A Gestalt-terapia é, atualmente, uma das terapêuticas mais usadas com base humanista e fenomenológica. Ainda assim, possui uma gênese centrada na psicanálise e nas filosofias orientais, no entanto, avança sobre estes sistemas de interpretação do mundo e foca nas potencialidades humanas, a partir do reconhecimento de que todo ser humano já dispõe de condições para gerir e curar-se a si próprio. Neste sentido, este conjunto de técnicas e teorias aponta para uma forma de estar no mundo, onde a dimensão do presente é valorizada e o passado só é requisitado na exata medida em que se busca conhecer um ponto de partida. Assim, os gestalt-terapeutas desestimulam veementemente que os clientes ‘façam morada no passado’.

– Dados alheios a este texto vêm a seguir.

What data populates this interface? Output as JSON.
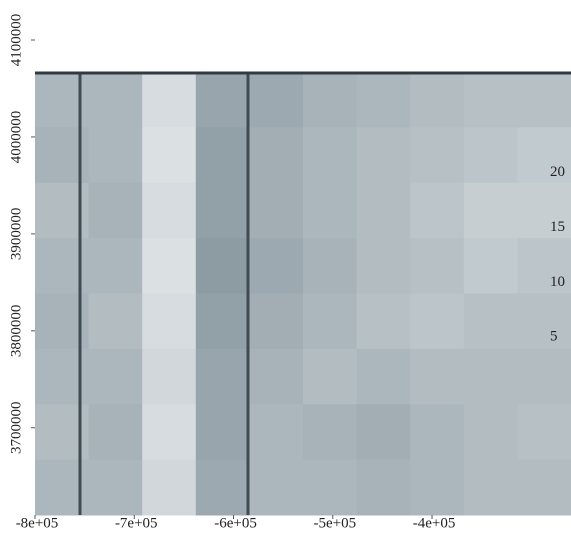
{
  "chart_data": {
    "type": "raster",
    "xlim": [
      -800000,
      -260000
    ],
    "ylim": [
      3610000,
      4067000
    ],
    "xticks": [
      {
        "value": -800000,
        "label": "-8e+05"
      },
      {
        "value": -700000,
        "label": "-7e+05"
      },
      {
        "value": -600000,
        "label": "-6e+05"
      },
      {
        "value": -500000,
        "label": "-5e+05"
      },
      {
        "value": -400000,
        "label": "-4e+05"
      }
    ],
    "yticks": [
      3700000,
      3800000,
      3900000,
      4000000,
      4100000
    ],
    "legend_ticks": [
      5,
      10,
      15,
      20
    ],
    "zlim": [
      0,
      25
    ],
    "z": [
      [
        12,
        12,
        20,
        8,
        9,
        11,
        12,
        13,
        14,
        14
      ],
      [
        11,
        12,
        21,
        7,
        10,
        12,
        13,
        14,
        15,
        16
      ],
      [
        13,
        11,
        20,
        7,
        10,
        12,
        13,
        15,
        17,
        17
      ],
      [
        12,
        12,
        21,
        6,
        9,
        11,
        13,
        14,
        16,
        15
      ],
      [
        11,
        13,
        20,
        7,
        10,
        12,
        14,
        15,
        14,
        14
      ],
      [
        12,
        12,
        19,
        8,
        11,
        13,
        12,
        13,
        13,
        13
      ],
      [
        13,
        11,
        20,
        8,
        12,
        11,
        10,
        12,
        13,
        14
      ],
      [
        12,
        12,
        19,
        9,
        12,
        12,
        11,
        12,
        13,
        13
      ]
    ]
  }
}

Historicamente, os baluartes da Gestalt-terapia foram o psiquiatra Fritzs Perls, a psicóloga Laura Perls e o sociólogo Paul Goodman. Mais á frente, a abordagem passa a ser estruturada a partir de duas correntes, uma teórica/epistemológica – conduzida por Laura – e outra mais focada no desenvolvimento pessoal prático – a partir das contribuições de Fritzs Perls.

Atualmente a abordagem é uma referência mundial, com vários institutos presentes em cidades globais, além de ser alvo de um crescente interesse do meio acadêmico. No Brasil, um dos mais profícuos institutos de Gestalt-terapia fica no Rio de Janeiro – o Instituto Carioca de Gestalt-terapia – e é conduzido pela psicóloga Teresa Amorim, que tem mestrado em Psicossociologia de Comunidades e Ecologia Social pela UFRJ (2011) e especialização em Filosofia Contemporânea pela Pontifícia Universidade Católica do Rio de Janeiro (2007).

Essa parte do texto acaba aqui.